Hacía tres días que Riana y Daniel, junto con la familia Callister, se turnaban para acompañarla.
Desde que se supo la noticia sobre Chase, ninguno se había atrevido a dejarla sola, ni un solo instante.
Todos sabían que Althea necesitaba más que consuelo: necesitaba fuerza. Pero, a pesar de los esfuerzos, su estado parecía empeorar día tras día.
Nadie podía culparla. La situación la sacudió hasta lo más hondo. Su estado mental era frágil, y las noticias contradictorias sobre el avión desaparecido solo empeoraban las cosas, alimentando su miedo y su desesperanza.
-Cariño, ¿me escuchas? Abre los ojos, Althea - urgió Riana con dulzura mientras se acercaba al cuerpo tembloroso de su nuera. A ella se le partía el corazón, pero se obligaba a mantenerse firme. No podía derrumbarse ahora, no cuando Althea y Josh necesitaban un apoyo en quien recargarse.
Felicia volvió con un vaso de agua y le abanicó la cara a Althea.
-Es la tercera vez esta semana -murmuró, con la preocupación marcada en cada gesto-. De verdad estoy empezando a asustarme.
Kate tomó la mano inerte de Althea y la sostuvo con firmeza.
-Se está guardando demasiado para adentro. Cada vez que pregunta por Chase, le pasa esto.
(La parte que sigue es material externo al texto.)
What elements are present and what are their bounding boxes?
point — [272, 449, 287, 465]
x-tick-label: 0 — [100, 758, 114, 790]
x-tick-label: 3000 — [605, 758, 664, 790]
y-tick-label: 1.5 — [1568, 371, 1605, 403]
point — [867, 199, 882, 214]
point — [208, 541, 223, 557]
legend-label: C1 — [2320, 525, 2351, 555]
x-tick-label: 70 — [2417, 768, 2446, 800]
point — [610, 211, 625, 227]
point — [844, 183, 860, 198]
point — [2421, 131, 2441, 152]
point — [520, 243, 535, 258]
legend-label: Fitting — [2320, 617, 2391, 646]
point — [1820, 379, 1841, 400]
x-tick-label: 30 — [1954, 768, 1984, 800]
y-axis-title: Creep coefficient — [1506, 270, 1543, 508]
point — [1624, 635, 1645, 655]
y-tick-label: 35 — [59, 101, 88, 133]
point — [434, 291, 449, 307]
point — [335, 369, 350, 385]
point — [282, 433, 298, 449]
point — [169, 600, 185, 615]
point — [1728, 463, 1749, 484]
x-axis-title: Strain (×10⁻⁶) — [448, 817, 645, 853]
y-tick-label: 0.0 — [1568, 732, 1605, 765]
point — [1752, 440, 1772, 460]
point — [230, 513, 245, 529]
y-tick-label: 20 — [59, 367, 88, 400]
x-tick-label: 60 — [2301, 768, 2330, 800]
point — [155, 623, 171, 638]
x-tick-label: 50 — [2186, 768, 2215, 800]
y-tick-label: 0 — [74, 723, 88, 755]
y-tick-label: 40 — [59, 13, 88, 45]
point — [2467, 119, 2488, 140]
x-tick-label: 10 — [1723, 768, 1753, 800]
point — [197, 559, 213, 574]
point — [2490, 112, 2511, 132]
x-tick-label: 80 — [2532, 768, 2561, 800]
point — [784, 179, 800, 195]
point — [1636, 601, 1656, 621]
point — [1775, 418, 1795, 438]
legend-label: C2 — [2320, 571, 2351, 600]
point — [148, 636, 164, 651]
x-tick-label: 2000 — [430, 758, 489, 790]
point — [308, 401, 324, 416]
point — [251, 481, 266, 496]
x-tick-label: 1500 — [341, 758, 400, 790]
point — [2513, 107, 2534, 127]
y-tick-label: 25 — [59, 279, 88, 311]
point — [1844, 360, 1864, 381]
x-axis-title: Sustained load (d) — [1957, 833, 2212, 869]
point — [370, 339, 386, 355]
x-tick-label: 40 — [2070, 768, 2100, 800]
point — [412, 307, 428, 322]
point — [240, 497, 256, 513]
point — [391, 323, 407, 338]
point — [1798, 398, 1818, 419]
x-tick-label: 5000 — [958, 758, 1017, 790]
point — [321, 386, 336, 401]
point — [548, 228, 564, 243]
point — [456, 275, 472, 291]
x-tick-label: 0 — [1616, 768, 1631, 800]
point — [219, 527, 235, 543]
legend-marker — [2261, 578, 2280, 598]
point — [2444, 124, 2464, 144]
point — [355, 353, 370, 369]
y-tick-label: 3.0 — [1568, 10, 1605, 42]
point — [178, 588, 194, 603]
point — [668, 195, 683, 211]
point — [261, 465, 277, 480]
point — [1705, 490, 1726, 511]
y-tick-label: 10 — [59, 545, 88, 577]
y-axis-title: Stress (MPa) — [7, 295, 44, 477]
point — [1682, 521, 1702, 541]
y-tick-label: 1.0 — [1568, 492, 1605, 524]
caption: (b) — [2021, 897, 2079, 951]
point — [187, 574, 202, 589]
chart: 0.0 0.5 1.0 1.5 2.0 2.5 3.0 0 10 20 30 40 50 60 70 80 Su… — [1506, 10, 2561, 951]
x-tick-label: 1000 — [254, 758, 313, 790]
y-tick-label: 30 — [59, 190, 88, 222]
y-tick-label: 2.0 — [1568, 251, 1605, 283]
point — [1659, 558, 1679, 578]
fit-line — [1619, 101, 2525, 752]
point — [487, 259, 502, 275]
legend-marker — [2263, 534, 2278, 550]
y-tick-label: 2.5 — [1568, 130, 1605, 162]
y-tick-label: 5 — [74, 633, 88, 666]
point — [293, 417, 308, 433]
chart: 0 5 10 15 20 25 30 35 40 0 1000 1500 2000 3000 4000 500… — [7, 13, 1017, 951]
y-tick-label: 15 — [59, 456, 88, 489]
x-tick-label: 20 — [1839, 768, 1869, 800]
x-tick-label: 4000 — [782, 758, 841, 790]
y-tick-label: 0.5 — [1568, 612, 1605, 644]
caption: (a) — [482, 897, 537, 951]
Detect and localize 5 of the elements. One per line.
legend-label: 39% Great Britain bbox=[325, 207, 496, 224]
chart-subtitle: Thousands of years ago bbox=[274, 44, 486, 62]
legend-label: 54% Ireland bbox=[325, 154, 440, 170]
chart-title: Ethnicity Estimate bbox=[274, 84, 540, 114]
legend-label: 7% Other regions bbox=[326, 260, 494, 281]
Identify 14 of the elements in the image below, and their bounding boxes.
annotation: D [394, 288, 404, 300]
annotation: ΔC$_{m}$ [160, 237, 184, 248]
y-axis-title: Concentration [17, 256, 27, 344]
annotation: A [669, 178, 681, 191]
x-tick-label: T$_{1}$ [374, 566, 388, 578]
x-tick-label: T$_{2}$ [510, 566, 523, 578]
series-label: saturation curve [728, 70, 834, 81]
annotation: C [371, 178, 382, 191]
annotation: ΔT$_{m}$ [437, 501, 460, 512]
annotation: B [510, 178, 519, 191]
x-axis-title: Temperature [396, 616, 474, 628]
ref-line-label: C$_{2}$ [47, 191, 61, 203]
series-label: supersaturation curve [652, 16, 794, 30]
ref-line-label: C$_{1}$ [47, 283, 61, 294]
Althea entreabrió los párpados, con la voz débil y temblorosa.
-Todavía... no lo encuentran, ¿o sí?
Riana sonrió, con un gesto suave y tembloroso que no le llegó a los ojos.
-Lo siguen buscando, cariño. Los equipos de rescate ampliaron el área hasta la frontera griega.
Todas las unidades de élite están allá.
-Entonces no hay ninguna señal todavía...
-No por ahora -respondió Kate con cuidadoPero eso no significa que sean malas noticias. A veces los aviones aterrizan de emergencia en zonas remotas; encontrarlos puede llevar tiempo.
Althea miró fijo al techo, con lágrimas silenciosas resbalándole por la cara.
-¿Cuántos días han pasado, mamá?
-Hoy es el cuarto día -dijo Lydia en voz baja--.
Pero tenemos que seguir creyendo. Pronto van a encontrar algo.
Desde la escalera se escuchó una vocecita. Josh estaba parado ahí, abrazando a su osito de peluche, con los ojos enormes llenos de inocencia.
-Mami... ¿papi todavía no llega porque el avión está cansado?
Todos se quedaron paralizados. Riana tragó saliva con dificultad y logró formar una sonrisa débil y vacilante.
-Sí, mi amor. El avión solo está descansando un ratito. Cuando recupere las fuerzas, va a volar de regreso a casa.
Josh asintió despacio.
-Quiero ver a papi Chase.
Althea se cubrió la boca, con el cuerpo sacudido mientras intentaba contener los sollozos.
-Ven, Josh -dijo Felicia con dulzura, dando un paso adelante-. Tienes que prepararte para la escuela, ¿te acuerdas? ¿Quieres que te lleve la tía Felicia hoy, o la tía Karina?
Josh lo pensó un momento y luego susurró:
-La tía Felicia. No te molesta, ¿o sí?
Felicia sonrió con calidez.
-Claro que no, mi amor. Me encantaría.
En cuanto Josh desapareció en su cuarto, la entereza de Althea se hizo pedazos. Bajó la cabeza, con la voz temblorosa.
-¿Cuánto tiempo más voy a tener que mentirle?
¿Cuánto tiempo más voy a tener que fingir que soy fuerte frente a mi hijo?
Lydia extendió la mano y le apretó la suya.
-Hasta que puedas hablarle sin derrumbarte enfrente de él.
-¿Y si no vuelve, Lydia? ¿Y si ese avión...?
-¡No digas eso! -la cortó Riana con dureza-. No podemos pensar así. Hasta que no haya un comunicado oficial, Chase está vivo. A eso te tienes que aferrar.
Kate habló, con un tono sereno.
-Hablamos con la aerolínea. No encontraron ningún resto. Es una buena señal. No dejes que la mente se te vaya por ahí.
Los ojos llenos de lágrimas de Althea se posaron en una cara y luego en otra.